There are so many variables here. Are you a first time home buyer, or do you have an existing home you can sell? If you have an existing home then you are probably already very familiar with the ins and outs of purchasing property, plus you probably already have good credit established and a good idea of what you can afford monthly. Mostly we are speaking here to the first-time buyer so you can gain some knowledge of the basic concepts and have some ideas to think on.
The down payment required on your new property can be as low as 3% of the total cost and on up. There may even be cases of purchasing the property with no money down. This is not as common, but don't rule out the possibility. In our case, when we found the property we wanted we had absolutely no money available for a down payment. Since it was an owner-contract, we talked the owner into letting us in on a "rent to own" arrangement while we were putting together cash. Since the property had been on the market for almost 2 years he was very open to the suggestion. He had nothing to lose, since if we could not come up with the money he had at least received a tidy amount of rental income in the meanwhile. Again, every situation is going to be unique. Find the best one for you and don't rush into anything.
Obviously you should make sure the monthly mortgage is something you can put up with now and in the future. You'll need to lump into that the cost of property tax and house insurance. Consider the sum of all these when figuring out what you can afford to pay.
To qualify for a mortgage, most likely the lender will want to see ability to pay which would include a steady income that has been coming in for a reasonable amount of time. He will want to examine and factor in your current debts and review current bank account activity. When we purchased our property, we had zilch in the bank and quite a large credit card debt. But we had held our jobs for several years and when everything was factored in we showed an ability to pay. Again, ours was an owner-financed home and I feel that his standards weren't as rigid as the banks would have been. But he was smart enough to see that even if we didn't have a lot of cash at hand we had the ability to pay.
Although it varies from state to state, many banks will not loan money for a piece of property larger than 20 acres. You'll find many properties that are this large or larger to be financed by the owner - which can be very desirable depending upon the circumstances. As I mentioned in a previous section, if you plan on purchasing an owner-financed piece of property I recommend that you enlist a third party such as a lawyer or land office to check for clear title (no liens on property), go over all the paperwork and make sure the transaction is legitimate and well defined.

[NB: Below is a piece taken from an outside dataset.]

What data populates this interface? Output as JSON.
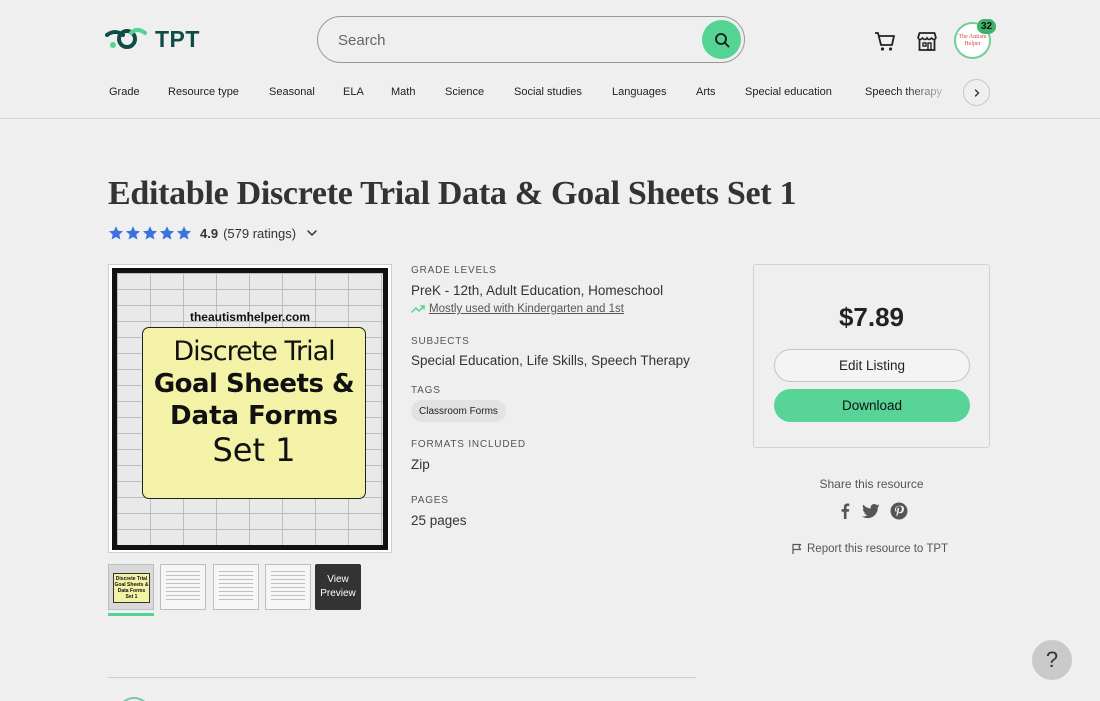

You've Got Your Land... What Next?
Okay, you've taken the big step and purchased your ideal piece of property. My best piece of advice would be to start small and build from there. Don't rush out and buy a dozen chicks, 2 goats, a horse, a few pigs and a steer all at once. Build up your farm species by species, learn to take care of them and be successful with it prior to moving on to acquiring additional livestock. For example, you might want to start out with just a flock of chickens. Study up on chickens, learn their housing and nutritional needs and decide on what breed to go with - before you get them. Once everything is prepared, get your chickens and work with them for at least a month (or more if you need it) until you are quite comfortable with them and the responsibilities involved. Then decide on your next species and do it all over again - study, prepare, procure and live the experience. If everything is going smoothly and you desire to add more animals, go for it, but stick to the "one species at a time" rule and make sure your land can support them and you have enough time (and money) to take care of them properly.